Dr. Eren Günhan Ulusoy, TMO’nun 13.500 TL/tonluk müdahale alım fiyatının üretimin sürdürülebilirliği açısından önemli bir adım olduğunu belirtti. Türkiye’nin tarım vizyonunun planlı üretim, destekleme politikaları ve sözleşmeli tarım gibi unsurlarla bu yaklaşımı desteklediğini vurgulayan Ulusoy, gıda güvenliğinin temelinin ise Ticaret Bakanlığı tarafından yönetilen lisanslı depoculuk sistemi olduğunu ifade etti. 2014 sonrası teşviklerle hızla büyüyen sistemin, bugün 13,8 milyon tonluk kapasiteye ve TÜRİB üzerinden 316 milyar TL’lik işlem hacmine ulaştığını belirtti. Ayrıca, ihracat ve Eximbank destekleri konusundaki katkılarından dolayı Ticaret Bakanı Ömer Bolat’a teşekkür etti.

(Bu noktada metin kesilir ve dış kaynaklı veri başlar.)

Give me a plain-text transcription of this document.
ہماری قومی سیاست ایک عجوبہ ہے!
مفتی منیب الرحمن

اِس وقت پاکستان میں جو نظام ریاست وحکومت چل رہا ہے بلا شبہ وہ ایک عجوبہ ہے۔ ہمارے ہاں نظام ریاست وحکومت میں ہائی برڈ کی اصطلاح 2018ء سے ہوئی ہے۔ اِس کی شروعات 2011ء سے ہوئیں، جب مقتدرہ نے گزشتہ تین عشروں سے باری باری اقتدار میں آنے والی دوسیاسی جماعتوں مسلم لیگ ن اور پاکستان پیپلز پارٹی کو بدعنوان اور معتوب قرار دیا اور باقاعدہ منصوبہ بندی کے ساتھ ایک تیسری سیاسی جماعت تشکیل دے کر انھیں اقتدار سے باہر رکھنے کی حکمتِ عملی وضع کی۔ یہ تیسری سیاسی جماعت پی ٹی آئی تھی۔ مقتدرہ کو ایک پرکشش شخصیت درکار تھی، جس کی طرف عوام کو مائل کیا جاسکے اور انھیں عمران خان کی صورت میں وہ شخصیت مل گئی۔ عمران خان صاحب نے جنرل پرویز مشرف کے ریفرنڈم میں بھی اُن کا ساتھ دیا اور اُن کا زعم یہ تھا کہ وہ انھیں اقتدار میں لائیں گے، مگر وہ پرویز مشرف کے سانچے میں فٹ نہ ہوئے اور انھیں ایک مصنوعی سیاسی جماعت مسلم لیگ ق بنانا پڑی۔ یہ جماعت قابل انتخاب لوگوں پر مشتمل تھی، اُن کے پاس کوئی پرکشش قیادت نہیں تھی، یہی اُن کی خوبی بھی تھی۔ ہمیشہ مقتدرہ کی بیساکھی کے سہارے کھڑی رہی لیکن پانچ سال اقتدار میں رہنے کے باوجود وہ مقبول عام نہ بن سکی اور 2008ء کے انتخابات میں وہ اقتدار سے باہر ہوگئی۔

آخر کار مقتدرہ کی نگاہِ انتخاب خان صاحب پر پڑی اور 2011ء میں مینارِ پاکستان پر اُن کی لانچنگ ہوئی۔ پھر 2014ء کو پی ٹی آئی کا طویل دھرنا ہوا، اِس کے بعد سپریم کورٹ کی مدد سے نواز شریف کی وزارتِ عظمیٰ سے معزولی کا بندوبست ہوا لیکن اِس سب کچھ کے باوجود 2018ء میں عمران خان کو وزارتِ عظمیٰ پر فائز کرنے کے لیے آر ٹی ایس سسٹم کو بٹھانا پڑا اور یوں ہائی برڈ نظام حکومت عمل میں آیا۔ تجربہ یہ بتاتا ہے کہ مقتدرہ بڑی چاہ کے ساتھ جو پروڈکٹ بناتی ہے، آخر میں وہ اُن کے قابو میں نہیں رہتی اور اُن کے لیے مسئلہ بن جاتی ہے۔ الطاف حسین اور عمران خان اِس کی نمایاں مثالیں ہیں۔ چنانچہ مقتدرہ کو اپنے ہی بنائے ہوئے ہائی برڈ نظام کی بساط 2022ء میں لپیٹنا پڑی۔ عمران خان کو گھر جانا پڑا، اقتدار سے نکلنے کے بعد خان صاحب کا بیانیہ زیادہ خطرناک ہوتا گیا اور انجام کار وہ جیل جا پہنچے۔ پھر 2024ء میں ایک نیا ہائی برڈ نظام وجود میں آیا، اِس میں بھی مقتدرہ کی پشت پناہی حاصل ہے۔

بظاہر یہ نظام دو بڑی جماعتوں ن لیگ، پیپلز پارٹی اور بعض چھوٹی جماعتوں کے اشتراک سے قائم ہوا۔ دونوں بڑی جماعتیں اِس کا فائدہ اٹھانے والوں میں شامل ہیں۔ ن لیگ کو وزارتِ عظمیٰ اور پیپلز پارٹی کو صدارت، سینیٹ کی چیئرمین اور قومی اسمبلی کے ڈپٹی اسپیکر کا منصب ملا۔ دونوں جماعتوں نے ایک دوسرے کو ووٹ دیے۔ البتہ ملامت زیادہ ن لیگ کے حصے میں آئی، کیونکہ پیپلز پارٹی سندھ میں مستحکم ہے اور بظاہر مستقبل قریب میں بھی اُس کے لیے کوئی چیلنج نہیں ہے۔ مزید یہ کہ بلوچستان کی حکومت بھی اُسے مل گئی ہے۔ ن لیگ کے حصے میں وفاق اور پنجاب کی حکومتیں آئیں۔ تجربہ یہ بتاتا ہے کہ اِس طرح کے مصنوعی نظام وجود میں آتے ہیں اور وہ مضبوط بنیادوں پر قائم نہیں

TAHIL KORİDORU KÜRESEL AÇLIĞI HAFİFLETTİ
Bakan Bolat, tarım ve gıda sektörünün Türkiye ekonomisi için stratejik öneme sahip olduğunu belirterek yaklaşık 10 milyon kişinin bu sektörden geçimini sağladığını söyledi. Türkiye’nin üretimini 10 kat artırarak kendi kendine yeten nadir ülkelerden biri haline geldiğini vurguladı. Son 22 yılda tarım ihracatının 3 milyar dolardan 33 milyar dolara çıkarıldığını belirten Bolat, en büyük payın hububatta olduğunu söyledi. Türkiye’nin buğday üretiminde dünyada ilk 10’da yer aldığını ve 2025’te 19,6 milyon tonluk üretim beklendiğini aktardı. Ayrıca, Türkiye’nin tahıl koridorunda öncü rol üstlenerek 1 yılda 33 milyon ton tahılı ihtiyaç sahibi ülkelere ulaştırdığını, un ihracatında dünya birincisi, makarna ihracatında ise dünya ikincisi olduğunu ifade etti.
![]()
İKLİM BELİRSİZLİĞİNE KARŞI PLANLI ÜRETİM ŞART
Ahmet Güldal, son iki yıldır uygulanan planlı üretim ve sözleşmeli tarımın iklim değişikliği karşısında kritik önem taşıdığını vurguladı. Su yönetimi esaslı yaklaşımların da giderek daha önemli hale geldiğini belirtti. Sözleşmeli tarım için tüm prosedürlerin tamamlandığını ve uygulama aşamasına geçildiğini söyleyen Güldal, kuraklık gibi zorluklara rağmen TMO’nun süreci başarıyla yönettiğini; tahıl stokları ve lojistiği konusunda da gerekli tüm hazırlıkların yapıldığını ifade etti.